Whether it’s serving his neighboring business owners through his printing and marketing outfit, Brightwood Press Co., or as their newly elected Ward 1 city councilor, Adam Gomez is a man of the people.

Indeed, his service in the realm of civic leadership is extensive. In addition to his councilor duties, Gomez also serves on the New North Citizens’ Council board, the Springfield Puerto Rican Parade Committee, and with Neighbor to Neighbor — a statewide nonprofit that educates residents on voter registration and social issues.

Through his role as national liaison for the Gamma Phi Sigma fraternity, also known as Hermano Unidos, Gomez has organized and promoted annual basketball tournaments for the past seven years, which raise funds for youth scholarships and also represent one of many anti-violence events and programs with which he’s actively involved.

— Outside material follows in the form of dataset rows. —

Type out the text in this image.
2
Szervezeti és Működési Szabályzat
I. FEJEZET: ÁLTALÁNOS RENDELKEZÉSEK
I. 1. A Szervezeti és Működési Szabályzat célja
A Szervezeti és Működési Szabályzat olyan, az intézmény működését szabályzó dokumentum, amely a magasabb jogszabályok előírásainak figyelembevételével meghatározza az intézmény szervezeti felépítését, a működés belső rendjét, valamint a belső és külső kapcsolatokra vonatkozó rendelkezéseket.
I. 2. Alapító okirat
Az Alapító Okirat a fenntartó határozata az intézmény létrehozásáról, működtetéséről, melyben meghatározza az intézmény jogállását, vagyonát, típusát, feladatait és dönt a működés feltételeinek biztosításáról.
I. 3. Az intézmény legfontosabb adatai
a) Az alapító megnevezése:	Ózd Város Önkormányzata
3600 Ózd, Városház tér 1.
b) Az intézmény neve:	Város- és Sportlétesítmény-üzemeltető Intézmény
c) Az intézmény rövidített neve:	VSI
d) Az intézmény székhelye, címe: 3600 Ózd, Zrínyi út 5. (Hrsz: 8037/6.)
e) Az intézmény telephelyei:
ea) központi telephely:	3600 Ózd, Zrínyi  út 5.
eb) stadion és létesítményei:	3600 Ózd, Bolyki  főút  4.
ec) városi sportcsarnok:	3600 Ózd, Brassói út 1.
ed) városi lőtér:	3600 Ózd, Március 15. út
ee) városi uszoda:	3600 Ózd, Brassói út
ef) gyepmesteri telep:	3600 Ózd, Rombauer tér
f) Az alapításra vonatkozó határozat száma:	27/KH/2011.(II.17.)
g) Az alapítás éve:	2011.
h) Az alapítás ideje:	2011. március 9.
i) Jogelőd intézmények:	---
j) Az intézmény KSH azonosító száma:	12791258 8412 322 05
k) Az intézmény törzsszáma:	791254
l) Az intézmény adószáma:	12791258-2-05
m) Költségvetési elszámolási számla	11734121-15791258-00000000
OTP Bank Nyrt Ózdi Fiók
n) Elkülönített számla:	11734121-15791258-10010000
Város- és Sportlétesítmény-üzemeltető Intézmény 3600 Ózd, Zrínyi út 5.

But service to community is a common thread through all of his endeavors, both professional and volunteer, and Gomez says the coming months are packed with myriad tasks aimed at bettering the city he’s always called home, particularly its North End and the neighborhoods he now represents.

“Ward 1 wants to grow with the city — as fast as every ward,” he said. “There have been a lot of developments, and we’re in a good place. One of my goals will be to unite neighborhood boards, councils, youth organizations, and nonprofits so we are all working together.”

He’s also looking toward further collaboration with the business community in the North End, as both a city representative and fellow business owner.

Brightwood Press works extensively with downtown clubs and restaurants, for instance, as well as several nonprofits, including Springfield schools, Baystate Medical Center, and the Puerto Rican Cultural Center. Gomez said his focus is on offering fair prices and services most relevant to his core customers.

“If small businesses or nonprofits are overcharged, they can’t stay marketable,” he said. “My people — my customers — need niche services, and that’s what I provide as an entrepreneur who’s also invested in the ward.”

He’s also looking toward safety initiatives, particularly those aimed at reducing violence, and the role both businesses and residents can play in their success.

“I was born and raised in the North End, and I’ve encountered several mentors,” he said. “I want to keep on motivating young people to get involved and support the community. Our parks and schools need to be up to par, our streets need to be safe, and right now, there is a lot of opportunity.”